An asset class is a group of securities that show similar characteristics, behave in a similar way in the market and are governed by similar rules and regulations. Each asset class has its own risk and return profile, cash flows and perform in different ways in different environments.
Due to these differences, asset classes can be used for the purpose of diversification by investors. By investing in different asset classes, the investors can diversify their portfolio risks and increase their probability of receiving high returns.
Some of them are equity or stocks, fixed income securities or bonds, cash or marketable securities, commodities and derivatives. There are a few other alternative asset classes as well as artwork and real estate, but because of being alternative they are less liquid.
The purpose of different asset classes is to make it easier and more organised for the investor to know which class has what amount of risks and returns and then to make his portfolio accordingly.
When an investor decides to build an investment portfolio, he is actually deciding what proportion of his capital will be invested in which asset class, depending upon his short term and long term objectives, liquidity requirements, capital availability, risk appetite, age and other personal factors.
Going by the definition of an asset class, Derivatives are an asset class.
It is because the entire derivatives market has its own unique characteristics, rules and regulations and all the derivatives behave in a particular way in the market.
Derivatives offer risks and returns that are unique to them. Derivatives derive their value from the underlying assets so it can be sometimes misconstrued that those underlying assets like stocks, currency, interest-rate are an asset class and derivatives are not.
But, in a true sense, the way how derivatives with underlying assets as stocks behave are very different from how stocks in general behave.
Derivatives form a separate asset class because of its own different characteristics. The kind of risk management and returns derivatives provide is way different from the risk and returns of an underlying asset.
For example, how an investor deals with and is affected by the shares of a company varies from how he deals with the futures of that company.

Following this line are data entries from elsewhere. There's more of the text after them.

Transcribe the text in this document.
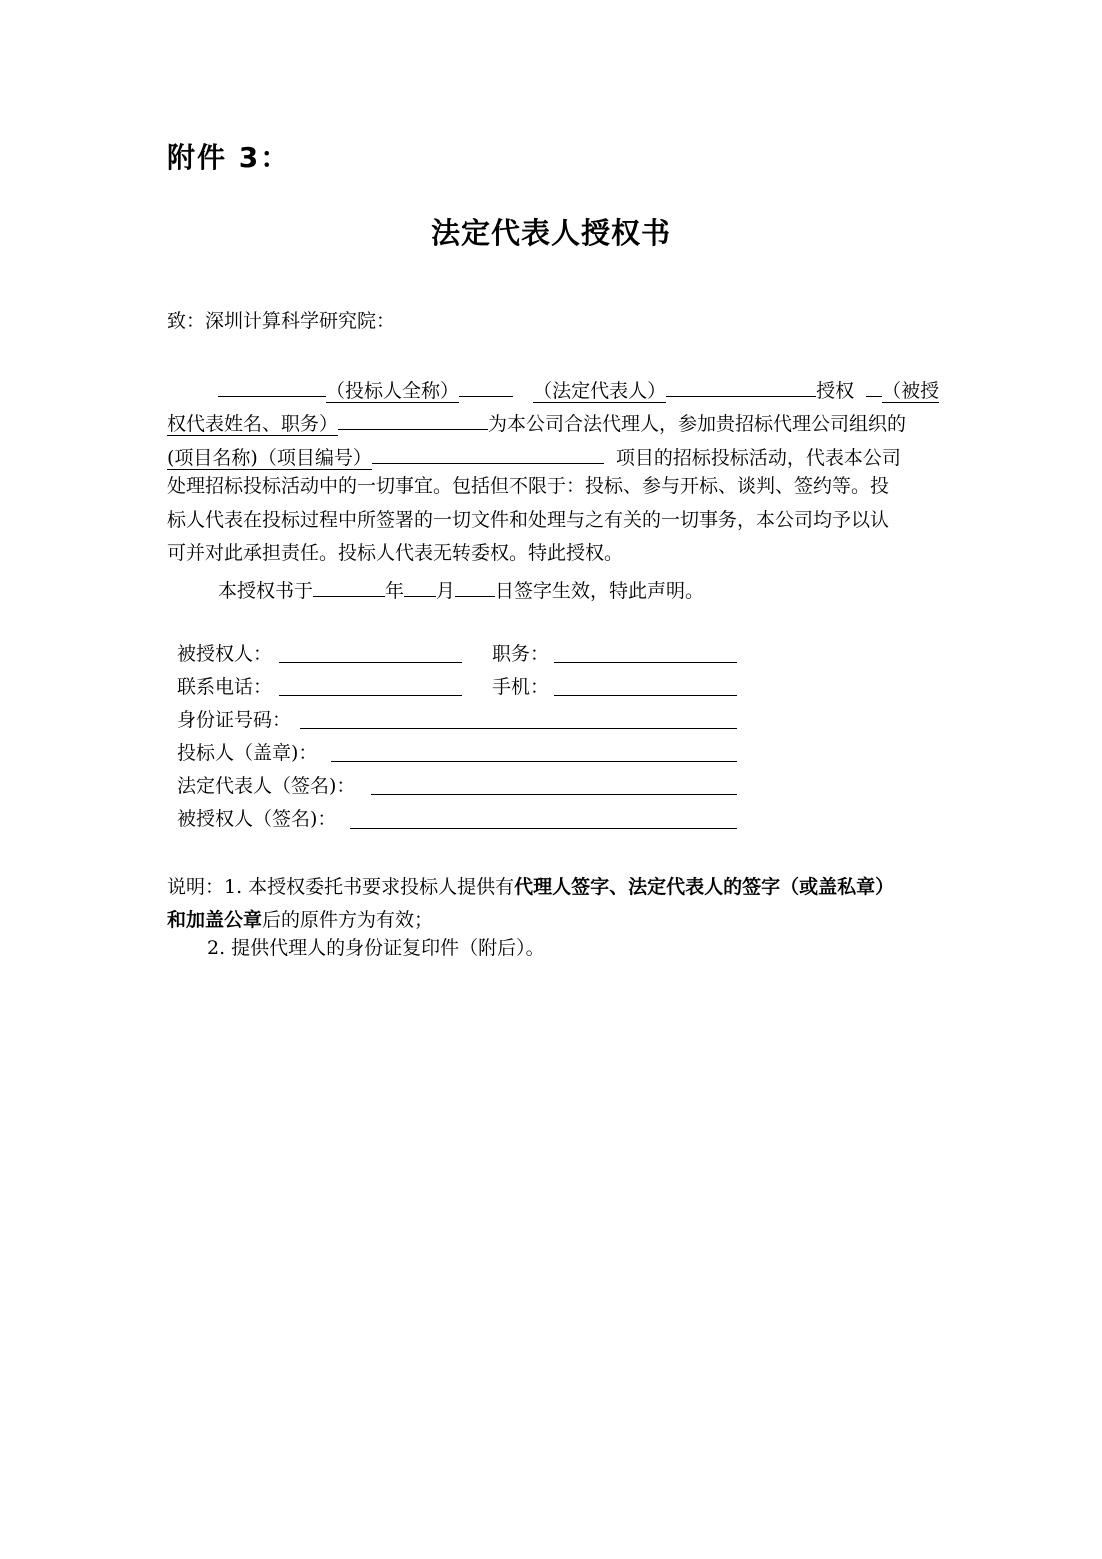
附件 3：
法定代表人授权书
致：深圳计算科学研究院：
（投标人全称）	（法定代表人）	授权 （被授
权代表姓名、职务）	为本公司合法代理人，参加贵招标代理公司组织的
(项目名称)（项目编号）	项目的招标投标活动，代表本公司
处理招标投标活动中的一切事宜。包括但不限于：投标、参与开标、谈判、签约等。投
标人代表在投标过程中所签署的一切文件和处理与之有关的一切事务，本公司均予以认
可并对此承担责任。投标人代表无转委权。特此授权。
本授权书于	年 月 日签字生效，特此声明。
被授权人：	职务：
联系电话：	手机：
身份证号码：
投标人（盖章)：
法定代表人（签名)：
被授权人（签名)：
说明：1. 本授权委托书要求投标人提供有代理人签字、法定代表人的签字（或盖私章）
和加盖公章后的原件方为有效；
2. 提供代理人的身份证复印件（附后）。
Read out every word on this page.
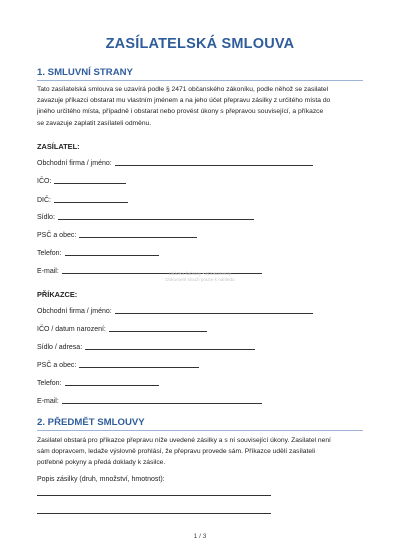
ZASÍLATELSKÁ SMLOUVA
1. SMLUVNÍ STRANY
Tato zasílatelská smlouva se uzavírá podle § 2471 občanského zákoníku, podle něhož se zasilatel
zavazuje příkazci obstarat mu vlastním jménem a na jeho účet přepravu zásilky z určitého místa do
jiného určitého místa, případně i obstarat nebo provést úkony s přepravou související, a příkazce
se zavazuje zaplatit zasílateli odměnu.
ZASÍLATEL:
Obchodní firma / jméno:
IČO:
DIČ:
Sídlo:
PSČ a obec:
Telefon:
E-mail:	Ukázka šablony • eDokumenty
Dokument slouží pouze k náhledu
PŘÍKAZCE:
Obchodní firma / jméno:
IČO / datum narození:
Sídlo / adresa:
PSČ a obec:
Telefon:
E-mail:
2. PŘEDMĚT SMLOUVY
Zasilatel obstará pro příkazce přepravu níže uvedené zásilky a s ní související úkony. Zasilatel není
sám dopravcem, ledaže výslovně prohlásí, že přepravu provede sám. Příkazce udělí zasílateli
potřebné pokyny a předá doklady k zásilce.
Popis zásilky (druh, množství, hmotnost):
1 / 3
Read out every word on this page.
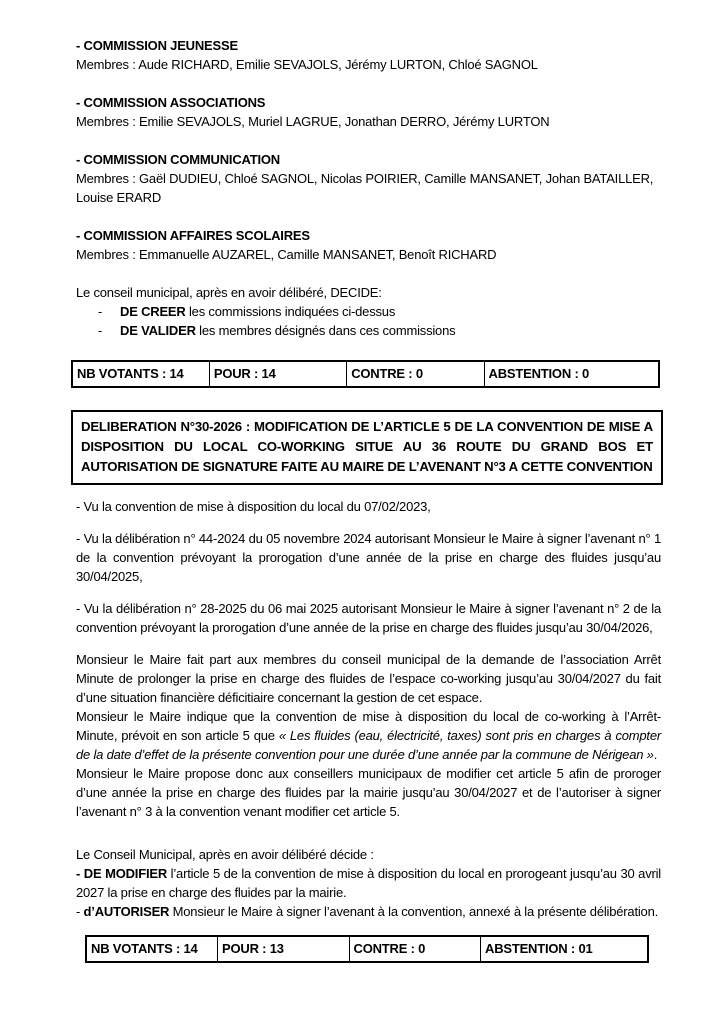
- COMMISSION JEUNESSE
Membres : Aude RICHARD, Emilie SEVAJOLS, Jérémy LURTON, Chloé SAGNOL
- COMMISSION ASSOCIATIONS
Membres : Emilie SEVAJOLS, Muriel LAGRUE, Jonathan DERRO, Jérémy LURTON
- COMMISSION COMMUNICATION
Membres : Gaël DUDIEU, Chloé SAGNOL, Nicolas POIRIER, Camille MANSANET, Johan BATAILLER, Louise ERARD
- COMMISSION AFFAIRES SCOLAIRES
Membres : Emmanuelle AUZAREL, Camille MANSANET, Benoît RICHARD
Le conseil municipal, après en avoir délibéré, DECIDE:
- DE CREER les commissions indiquées ci-dessus
- DE VALIDER les membres désignés dans ces commissions
NB VOTANTS : 14	POUR : 14	CONTRE : 0	ABSTENTION : 0
DELIBERATION N°30-2026 : MODIFICATION DE L’ARTICLE 5 DE LA CONVENTION DE MISE A DISPOSITION DU LOCAL CO-WORKING SITUE AU 36 ROUTE DU GRAND BOS ET AUTORISATION DE SIGNATURE FAITE AU MAIRE DE L’AVENANT N°3 A CETTE CONVENTION
- Vu la convention de mise à disposition du local du 07/02/2023,
- Vu la délibération n° 44-2024 du 05 novembre 2024 autorisant Monsieur le Maire à signer l’avenant n° 1 de la convention prévoyant la prorogation d’une année de la prise en charge des fluides jusqu’au 30/04/2025,
- Vu la délibération n° 28-2025 du 06 mai 2025 autorisant Monsieur le Maire à signer l’avenant n° 2 de la convention prévoyant la prorogation d’une année de la prise en charge des fluides jusqu’au 30/04/2026,
Monsieur le Maire fait part aux membres du conseil municipal de la demande de l’association Arrêt Minute de prolonger la prise en charge des fluides de l’espace co-working jusqu’au 30/04/2027 du fait d’une situation financière déficitiaire concernant la gestion de cet espace.
Monsieur le Maire indique que la convention de mise à disposition du local de co-working à l’Arrêt-Minute, prévoit en son article 5 que « Les fluides (eau, électricité, taxes) sont pris en charges à compter de la date d’effet de la présente convention pour une durée d’une année par la commune de Nérigean ».
Monsieur le Maire propose donc aux conseillers municipaux de modifier cet article 5 afin de proroger d’une année la prise en charge des fluides par la mairie jusqu’au 30/04/2027 et de l’autoriser à signer l’avenant n° 3 à la convention venant modifier cet article 5.
Le Conseil Municipal, après en avoir délibéré décide :
- DE MODIFIER l’article 5 de la convention de mise à disposition du local en prorogeant jusqu’au 30 avril 2027 la prise en charge des fluides par la mairie.
- d’AUTORISER Monsieur le Maire à signer l’avenant à la convention, annexé à la présente délibération.
NB VOTANTS : 14	POUR : 13	CONTRE : 0	ABSTENTION : 01
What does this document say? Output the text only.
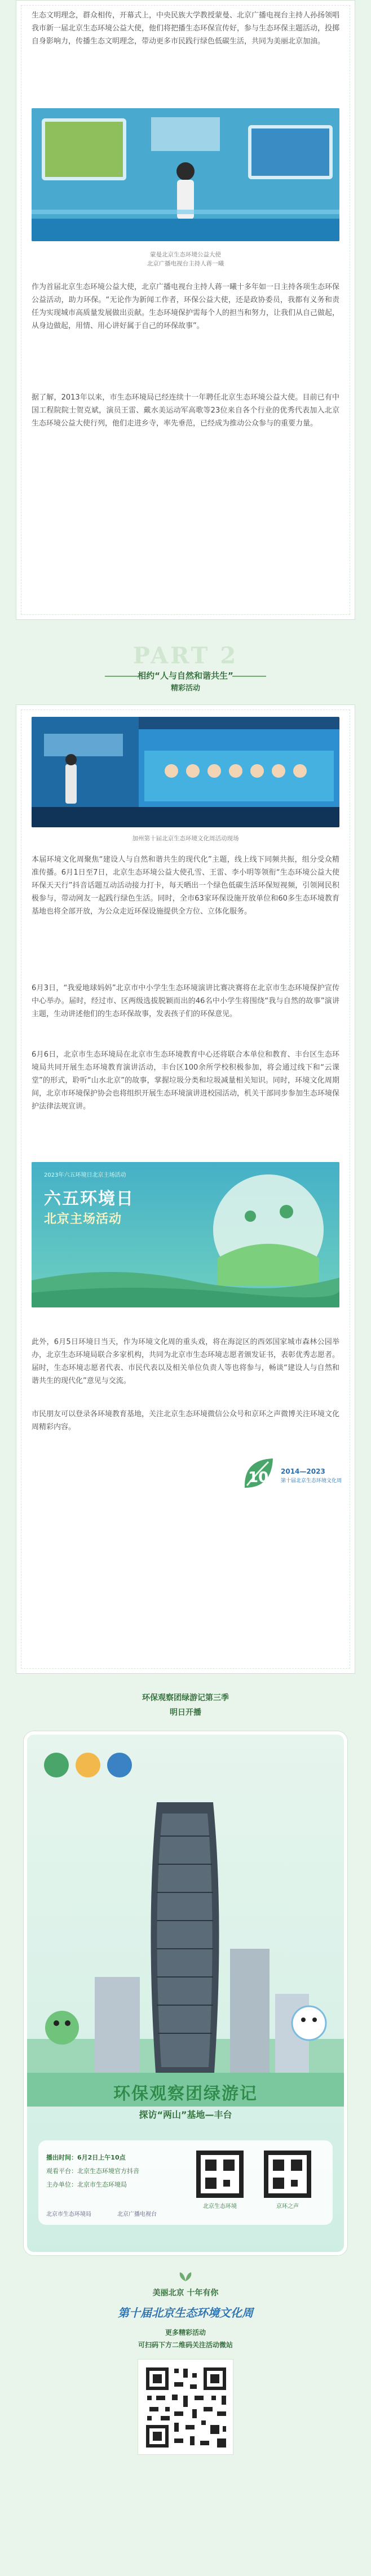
生态文明理念，群众相传，开幕式上，中央民族大学教授蒙曼、北京广播电视台主持人孙扬领唱我市新一届北京生态环境公益大使，他们将把播生态环保宣传好，参与生态环保主题活动，投掷自身影响力，传播生态文明理念，带动更多市民践行绿色低碳生活，共同为美丽北京加油。

蒙曼北京生态环境公益大使
北京广播电视台主持人蒋一曦

作为首届北京生态环境公益大使，北京广播电视台主持人蒋一曦十多年如一日主持各项生态环保公益活动，助力环保。“无论作为新闻工作者，环保公益大使，还是政协委员，我都有义务和责任为实现城市高质量发展做出贡献。生态环境保护需每个人的担当和努力，让我们从自己做起，从身边做起，用情、用心讲好属于自己的环保故事”。

据了解，2013年以来，市生态环境局已经连续十一年聘任北京生态环境公益大使。目前已有中国工程院院士贺克斌，演员王雷、戴水美运动军高歌等23位来自各个行业的优秀代表加入北京生态环境公益大使行列，他们走进乡寺，率先垂范，已经成为推动公众参与的重要力量。

PART 2
相约“人与自然和谐共生”
精彩活动
加州第十届北京生态环境文化周活动现场

本届环境文化周聚焦“建设人与自然和谐共生的现代化”主题，线上线下同频共振，组分受众精准传播。6月1日至7日，北京生态环境公益大使孔雪、王雷、李小明等领衔“生态环境公益大使环保天天行”抖音话题互动活动接力打卡，每天晒出一个绿色低碳生活环保短视频，引领网民积极参与，带动网友一起践行绿色生活。同时，全市63家环保设施开放单位和60多生态环境教育基地也将全部开放，为公众走近环保设施提供全方位、立体化服务。

6月3日，“我爱地球妈妈”北京市中小学生生态环境演讲比赛决赛将在北京市生态环境保护宣传中心举办。届时，经过市、区两级选拔脱颖而出的46名中小学生将围绕“我与自然的故事”演讲主题，生动讲述他们的生态环保故事，发表孩子们的环保意见。

6月6日，北京市生态环境局在北京市生态环境教育中心还将联合本单位和教育、丰台区生态环境局共同开展生态环境教育演讲活动，丰台区100余所学校积极参加，将会通过线下和“云课堂”的形式，聆听“山水北京”的故事，掌握垃圾分类和垃圾减量相关知识。同时，环境文化周期间，北京市环境保护协会也将组织开展生态环境演讲进校园活动，机关干部同步参加生态环境保护法律法规宣讲。

六五环境日
北京主场活动
2023年六五环境日北京主场活动

此外，6月5日环境日当天，作为环境文化周的重头戏，将在海淀区的西郊国家城市森林公园举办，北京生态环境局联合多家机构，共同为北京市生态环境志愿者颁发证书，表彰优秀志愿者。届时，生态环境志愿者代表、市民代表以及相关单位负责人等也将参与，畅谈“建设人与自然和谐共生的现代化”意见与交流。

市民朋友可以登录各环境教育基地，关注北京生态环境微信公众号和京环之声微博关注环境文化周精彩内容。

10 2014—2023
第十届北京生态环境文化周
环保观察团绿游记第三季
明日开播
环保观察团绿游记
探访“两山”基地—丰台
播出时间：6月2日上午10点
观看平台：北京生态环境官方抖音
主办单位：北京市生态环境局
北京生态环境	京环之声
北京市生态环境局	北京广播电视台
美丽北京 十年有你
第十届北京生态环境文化周
更多精彩活动
可扫码下方二维码关注活动微站
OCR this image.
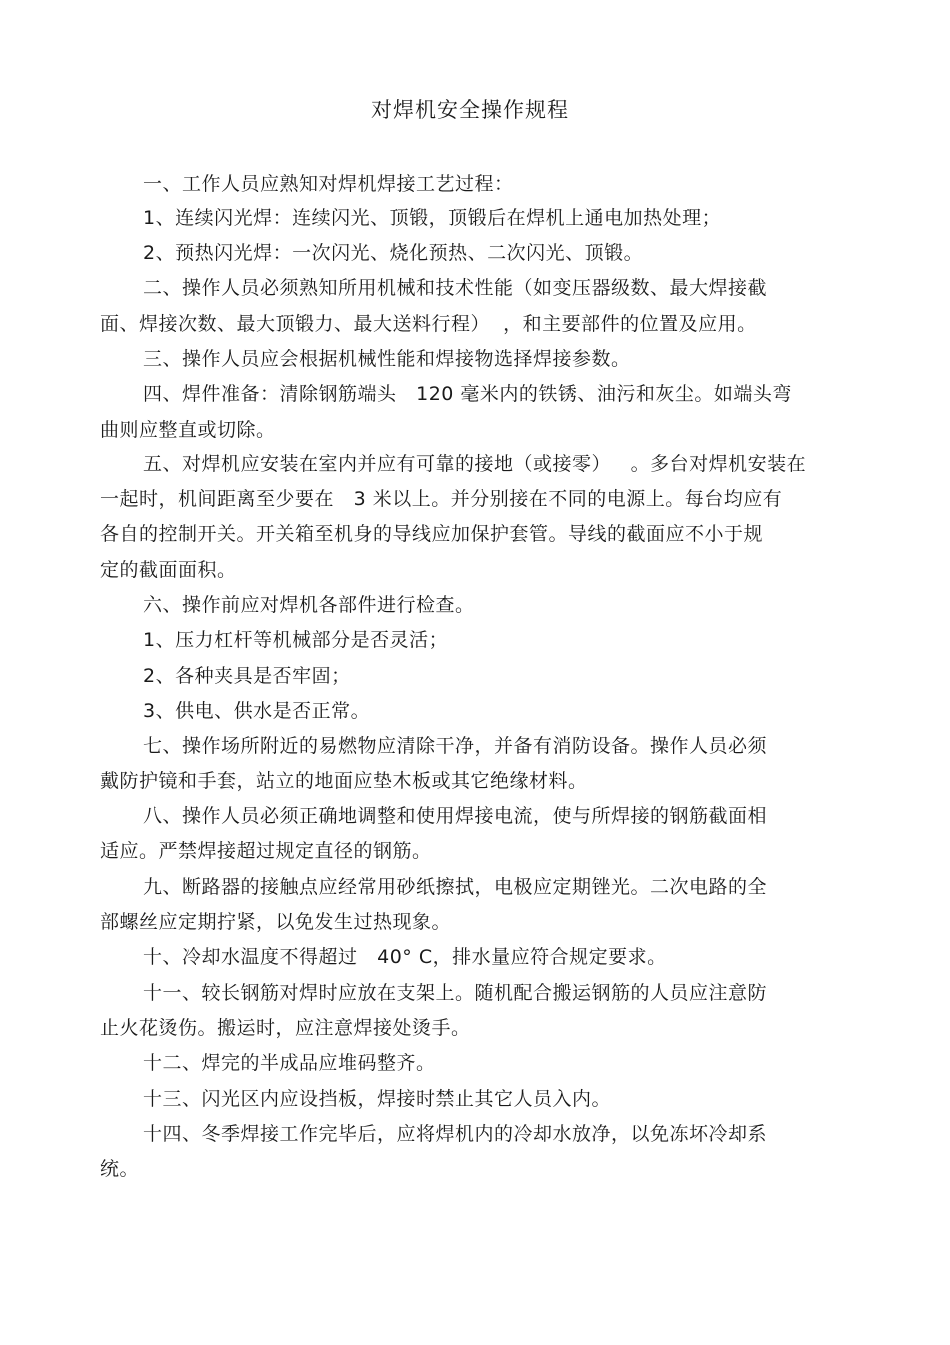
对焊机安全操作规程
一、工作人员应熟知对焊机焊接工艺过程：
1、连续闪光焊：连续闪光、顶锻，顶锻后在焊机上通电加热处理；
2、预热闪光焊：一次闪光、烧化预热、二次闪光、顶锻。
二、操作人员必须熟知所用机械和技术性能（如变压器级数、最大焊接截
面、焊接次数、最大顶锻力、最大送料行程）  ，和主要部件的位置及应用。
三、操作人员应会根据机械性能和焊接物选择焊接参数。
四、焊件准备：清除钢筋端头   120 毫米内的铁锈、油污和灰尘。如端头弯
曲则应整直或切除。
五、对焊机应安装在室内并应有可靠的接地（或接零）   。多台对焊机安装在
一起时，机间距离至少要在   3 米以上。并分别接在不同的电源上。每台均应有
各自的控制开关。开关箱至机身的导线应加保护套管。导线的截面应不小于规
定的截面面积。
六、操作前应对焊机各部件进行检查。
1、压力杠杆等机械部分是否灵活；
2、各种夹具是否牢固；
3、供电、供水是否正常。
七、操作场所附近的易燃物应清除干净，并备有消防设备。操作人员必须
戴防护镜和手套，站立的地面应垫木板或其它绝缘材料。
八、操作人员必须正确地调整和使用焊接电流，使与所焊接的钢筋截面相
适应。严禁焊接超过规定直径的钢筋。
九、断路器的接触点应经常用砂纸擦拭，电极应定期锉光。二次电路的全
部螺丝应定期拧紧，以免发生过热现象。
十、冷却水温度不得超过   40° C，排水量应符合规定要求。
十一、较长钢筋对焊时应放在支架上。随机配合搬运钢筋的人员应注意防
止火花烫伤。搬运时，应注意焊接处烫手。
十二、焊完的半成品应堆码整齐。
十三、闪光区内应设挡板，焊接时禁止其它人员入内。
十四、冬季焊接工作完毕后，应将焊机内的冷却水放净，以免冻坏冷却系
统。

Although, the spot price and future price of a stock are related to each other and move in the same direction, however, the kind of risks and returns an asset provides are not similar to what its derivative provides.
Therefore, when an investor wishes to decide on the diversification of his portfolio, if he chooses stocks as one asset class due to high liquidity, high returns but high risks, he may also add derivative of that stock as another asset class to diversify risks of his portfolio by choosing an asset class which helps in hedging risks that he decided to take over by choosing stocks.
Additionally, by being an asset class, derivatives give an opportunity to the investor to get exposure to all forms of underlying assets like stocks, commodities, foreign exchange, real estate and so on.
Thus, the investor’s portfolio gets more diversified as he is not just investing in a separate asset class but the one that gives an understanding and taste of different categories.
Therefore, derivatives are an asset class and an important one to that. They help an investor in the diversification of his risk profile and get unlimited profits by keeping the losses limited.
The market exposure provided by derivatives is very different and unique as compared to the exposure provided by the underlying assets like currency, stocks, gold, real estate and so on.